Many firms don’t fully understand their own cybersecurity vulnerabilities. That’s a problem. Cindy Taylor, who earned a degree in industrial management from Harbert College in 1981, helps provide solutions.
“Some firms think that they don’t have information anybody would be interested in having,” says Taylor, Partner and CIO/Advisor for Small to Mid-Sized Businesses at CyberRisk Solutions, a leading cyber-protection consulting firm headquartered in Franklin, Tennessee. “But it’s not just information they have at risk. Bad guys are looking for other things, like servers with space on them where they can gain access and utilize storage for purposes that might be criminal. Or you might have a network that acts like a set of railroad tracks to transport stolen data from Point A to Point B, and you’re some sort of pass-through.”
Taylor, a member of the Harbert College of Business advisory board since 2015, says data analytics has become a critical component to detect cyber activities, monitor networks and applications, and manage risk.
Taylor notes that client employees log on to a variety of applications and networks, providing sensitive credentials. In the wrong hands, that information can open doors to vulnerabilities.

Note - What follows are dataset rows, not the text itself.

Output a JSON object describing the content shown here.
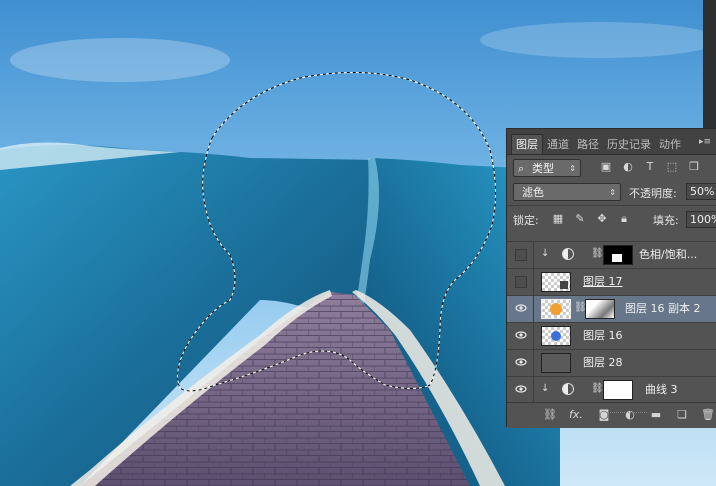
{
  "panel": {
    "tabs": [
      "图层",
      "通道",
      "路径",
      "历史记录",
      "动作"
    ],
    "active_tab": "图层",
    "filter": {
      "label": "类型"
    },
    "blend_mode": "滤色",
    "opacity_label": "不透明度:",
    "opacity_value": "50%",
    "lock_label": "锁定:",
    "fill_label": "填充:",
    "fill_value": "100%",
    "layers": [
      {
        "name": "色相/饱和...",
        "visible": false,
        "type": "adjustment"
      },
      {
        "name": "图层 17",
        "visible": false,
        "type": "pixel"
      },
      {
        "name": "图层 16 副本 2",
        "visible": true,
        "type": "masked",
        "selected": true
      },
      {
        "name": "图层 16",
        "visible": true,
        "type": "pixel"
      },
      {
        "name": "图层 28",
        "visible": true,
        "type": "pixel"
      },
      {
        "name": "曲线 3",
        "visible": true,
        "type": "adjustment"
      }
    ]
  },
  "colors": {
    "panel_bg": "#535353",
    "selection": "#677689",
    "sky": "#5aa6dd",
    "wave": "#1f7fa8"
  }
}
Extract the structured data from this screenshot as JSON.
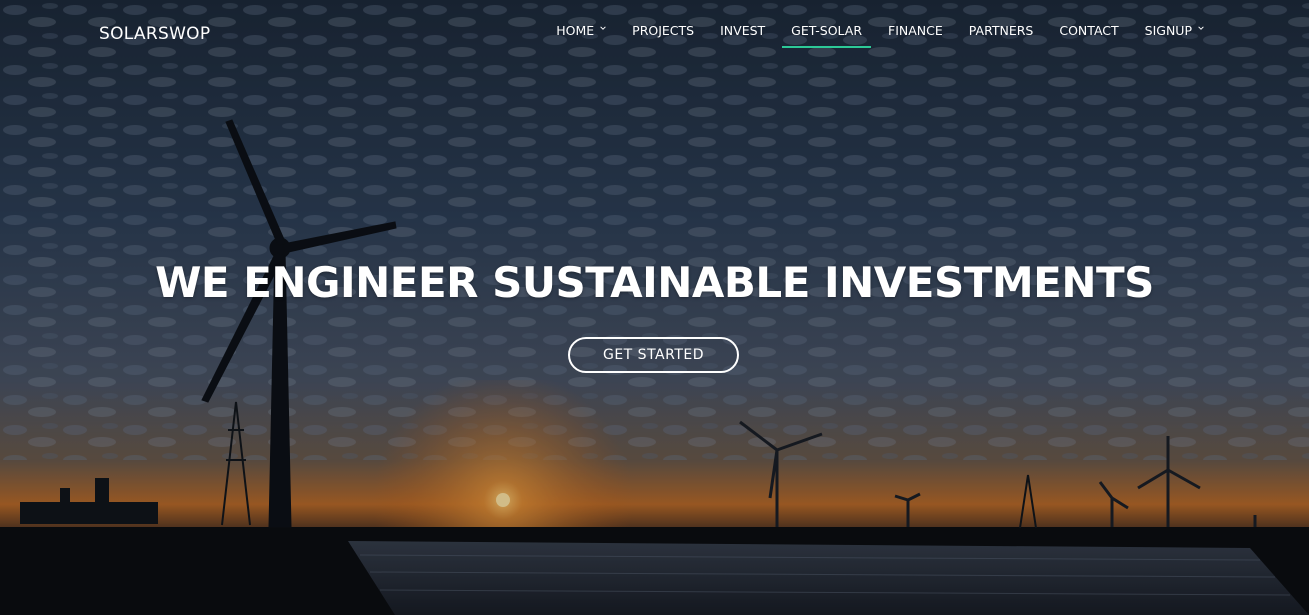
{
  "brand": {
    "logo_text": "SOLARSWOP"
  },
  "nav": {
    "items": [
      {
        "label": "HOME",
        "has_dropdown": true
      },
      {
        "label": "PROJECTS",
        "has_dropdown": false
      },
      {
        "label": "INVEST",
        "has_dropdown": false
      },
      {
        "label": "GET-SOLAR",
        "has_dropdown": false,
        "active": true
      },
      {
        "label": "FINANCE",
        "has_dropdown": false
      },
      {
        "label": "PARTNERS",
        "has_dropdown": false
      },
      {
        "label": "CONTACT",
        "has_dropdown": false
      },
      {
        "label": "SIGNUP",
        "has_dropdown": true
      }
    ],
    "active_underline_color": "#2dc997"
  },
  "hero": {
    "headline": "WE ENGINEER SUSTAINABLE INVESTMENTS",
    "cta_label": "GET STARTED",
    "background": "sunset-wind-turbines-solar-panels-photo"
  }
}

“All of this data is coming in from different sources and we use analytics tools to look for and detect anomalies,” she adds. “Then we can alert the appropriate experts in case something bad is looming out there.”
Taylor, Harbert College Women in Business Advisory Council Chair, believes the data industry helps level the workforce playing field between men and women. “I’ve managed global teams and traveled extensively internationally,” she says. “I noticed that there were so many women working in data centers and witnessed how that allowed them to perform on a level that made them more equal in their business environment than in their cultural environment. That’s when I really became passionate about how we elevate women in the business environment and the important role that technology can play as an enabler and confidence-builder.”
Whereas data analytics is changing the way most organizations operate—including the means cybersecurity companies use to detect threats and defend clients—Taylor notes that the most important aspect to an organization is not hard-wired.
“I heard something recently that I thought was profound,” she says. “Yesterday, humans were employed to amplify the performance of machines. It was the Industrial Revolution. Today, machines are employed to amplify the performance of humans. There’s a lot of truth to that. In this world of technology, one of the most important things a leader can do is not forget about the human element of the workforce they manage.”